Here’s where this leads me. Maths can help with all of this. Not that you need a mathematician to handle risk. Instead, that the maths leads to an extra process you can adopt yourselves. So what are we piloting?
We are piloting a process which, at present, sits on top of what you do and is very simple and easy
In principle – in steps:
- Ensure owned by CEO and the board. The guy responsible for strategy (and the governance body responsible for strategy) must own strategic risk.
- Questionnaire for all board members plus an analysis of your website’s strategic or corporate plan to identify the few desired strategic outcomes.
- Define tolerance limit on an outcome basis.
- Define risks by outcome from the above (not cause) but then list causes and combinations.
- Draw up a one page risk register with likelihood of going beyond tolerance. Typically this is in bands. We often use 0-3%, 3-10% >10%.
- Monthly one-page board reporting showing changes particularly changes in likelihood.
- Focus board discussion on getting likelihood down.
- Agree crisis management strategy before crises occur.

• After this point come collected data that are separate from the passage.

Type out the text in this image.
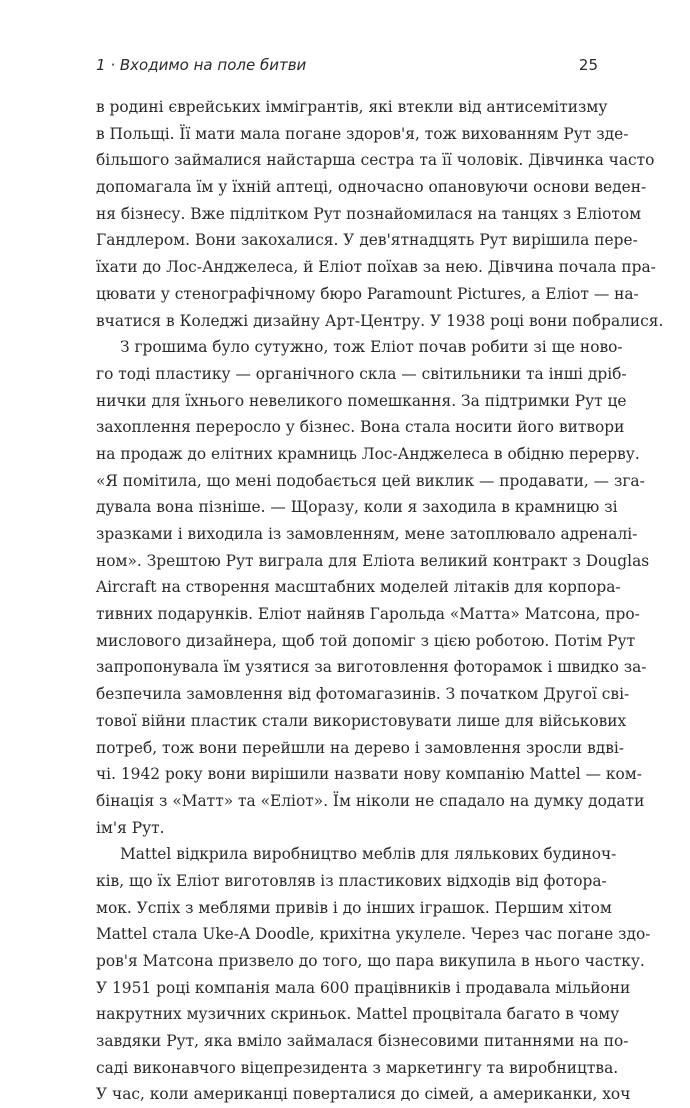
1 · Входимо на поле битви	25
в родині єврейських іммігрантів, які втекли від антисемітизму
в Польщі. Її мати мала погане здоров'я, тож вихованням Рут зде-
більшого займалися найстарша сестра та її чоловік. Дівчинка часто
допомагала їм у їхній аптеці, одночасно опановуючи основи веден-
ня бізнесу. Вже підлітком Рут познайомилася на танцях з Еліотом
Гандлером. Вони закохалися. У дев'ятнадцять Рут вирішила пере-
їхати до Лос-Анджелеса, й Еліот поїхав за нею. Дівчина почала пра-
цювати у стенографічному бюро Paramount Pictures, а Еліот — на-
вчатися в Коледжі дизайну Арт-Центру. У 1938 році вони побралися.
З грошима було сутужно, тож Еліот почав робити зі ще ново-
го тоді пластику — органічного скла — світильники та інші дріб-
нички для їхнього невеликого помешкання. За підтримки Рут це
захоплення переросло у бізнес. Вона стала носити його витвори
на продаж до елітних крамниць Лос-Анджелеса в обідню перерву.
«Я помітила, що мені подобається цей виклик — продавати, — зга-
дувала вона пізніше. — Щоразу, коли я заходила в крамницю зі
зразками і виходила із замовленням, мене затоплювало адреналі-
ном». Зрештою Рут виграла для Еліота великий контракт з Douglas
Aircraft на створення масштабних моделей літаків для корпора-
тивних подарунків. Еліот найняв Гарольда «Матта» Матсона, про-
мислового дизайнера, щоб той допоміг з цією роботою. Потім Рут
запропонувала їм узятися за виготовлення фоторамок і швидко за-
безпечила замовлення від фотомагазинів. З початком Другої сві-
тової війни пластик стали використовувати лише для військових
потреб, тож вони перейшли на дерево і замовлення зросли вдві-
чі. 1942 року вони вирішили назвати нову компанію Mattel — ком-
бінація з «Матт» та «Еліот». Їм ніколи не спадало на думку додати
ім'я Рут.
Mattel відкрила виробництво меблів для лялькових будиноч-
ків, що їх Еліот виготовляв із пластикових відходів від фоторa-
мок. Успіх з меблями привів і до інших іграшок. Першим хітом
Mattel стала Uke-A Doodle, крихітна укулеле. Через час погане здо-
ров'я Матсона призвело до того, що пара викупила в нього частку.
У 1951 році компанія мала 600 працівників і продавала мільйони
накрутних музичних скриньок. Mattel процвітала багато в чому
завдяки Рут, яка вміло займалася бізнесовими питаннями на по-
саді виконавчого віцепрезидента з маркетингу та виробництва.
У час, коли американці поверталися до сімей, а американки, хоч
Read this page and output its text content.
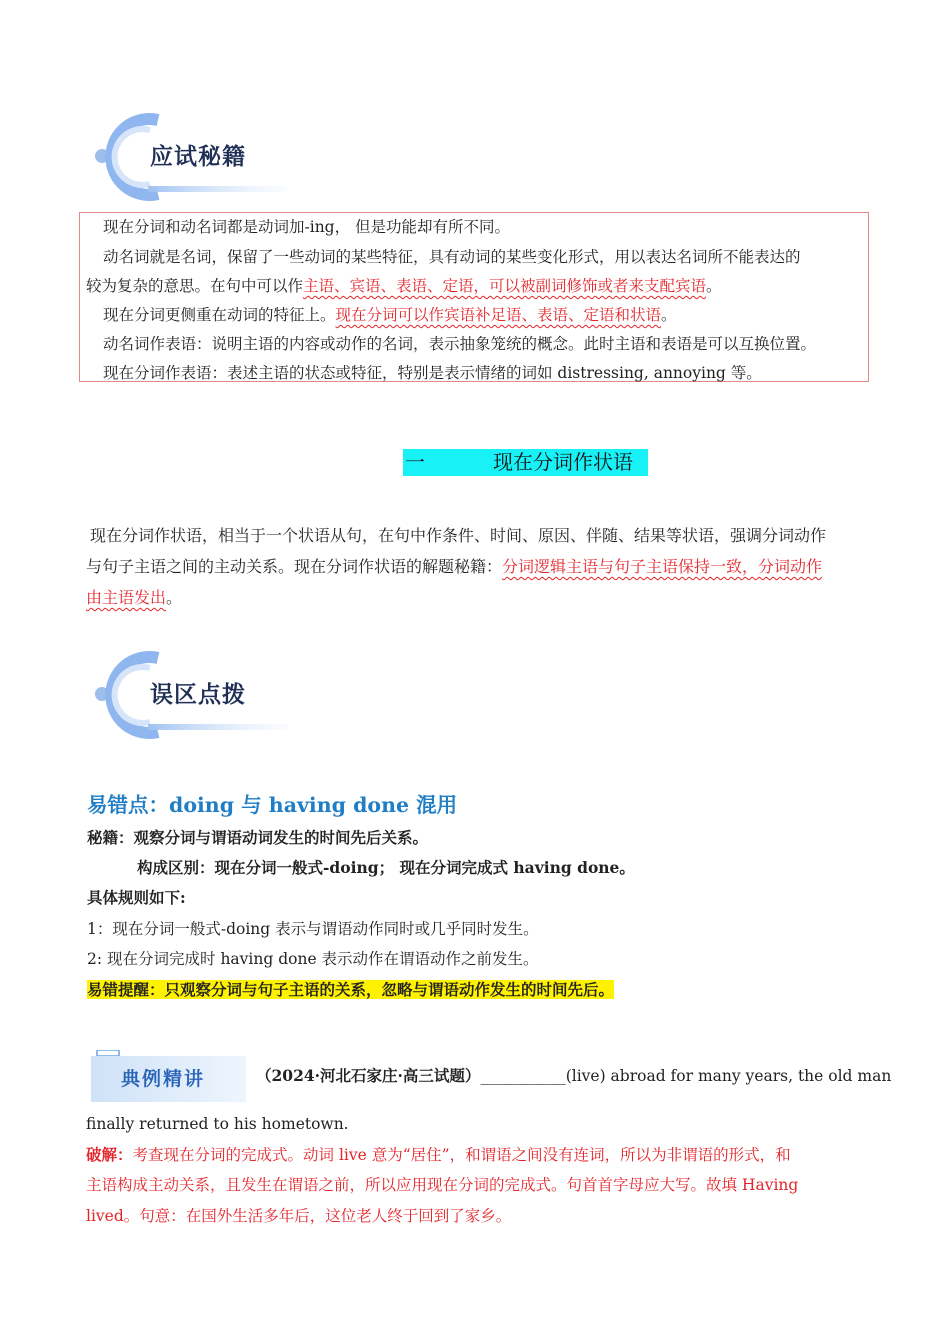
应试秘籍
现在分词和动名词都是动词加-ing， 但是功能却有所不同。
动名词就是名词，保留了一些动词的某些特征，具有动词的某些变化形式，用以表达名词所不能表达的
较为复杂的意思。在句中可以作主语、宾语、表语、定语，可以被副词修饰或者来支配宾语。
现在分词更侧重在动词的特征上。现在分词可以作宾语补足语、表语、定语和状语。
动名词作表语：说明主语的内容或动作的名词，表示抽象笼统的概念。此时主语和表语是可以互换位置。
现在分词作表语：表述主语的状态或特征，特别是表示情绪的词如 distressing, annoying 等。
一	现在分词作状语
现在分词作状语，相当于一个状语从句，在句中作条件、时间、原因、伴随、结果等状语，强调分词动作
与句子主语之间的主动关系。现在分词作状语的解题秘籍：分词逻辑主语与句子主语保持一致，分词动作
由主语发出。
误区点拨
易错点：doing 与 having done 混用
秘籍：观察分词与谓语动词发生的时间先后关系。
构成区别：现在分词一般式-doing； 现在分词完成式 having done。
具体规则如下:
1：现在分词一般式-doing 表示与谓语动作同时或几乎同时发生。
2: 现在分词完成时 having done 表示动作在谓语动作之前发生。
易错提醒：只观察分词与句子主语的关系，忽略与谓语动作发生的时间先后。
典例精讲	（2024·河北石家庄·高三试题）___________(live) abroad for many years, the old man
finally returned to his hometown.
破解：考查现在分词的完成式。动词 live 意为“居住”，和谓语之间没有连词，所以为非谓语的形式，和
主语构成主动关系，且发生在谓语之前，所以应用现在分词的完成式。句首首字母应大写。故填 Having
lived。句意：在国外生活多年后，这位老人终于回到了家乡。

In practice, our involvement, typically, has been with the questionnaire. We take the answers, review the web-site and offer a Strawman risk register. Then the organisation takes over. Since the work to do this is about an hour’s preparation plus a meeting we don’t charge.
If you do this, experience suggests:
- better risk management at minimal cost maximises value of input from the non-executives without loss of focus quite separately, it gives better decision-taking on key strategic matters by adding in an extra question against each option under consideration ‘what does this option do to the likelihood of going above tolerance limit’
- outside consultants don’t need to be involved
Finally, all my 5 challenges are addressed
In my handouts by the exit for you to take away to give some detail of a risk register, some citations and of course, the questionnaire which to finish, is designed using behavioural economic techniques to maximise responses.
This speech relates to the third document of the Strategic risk management publication.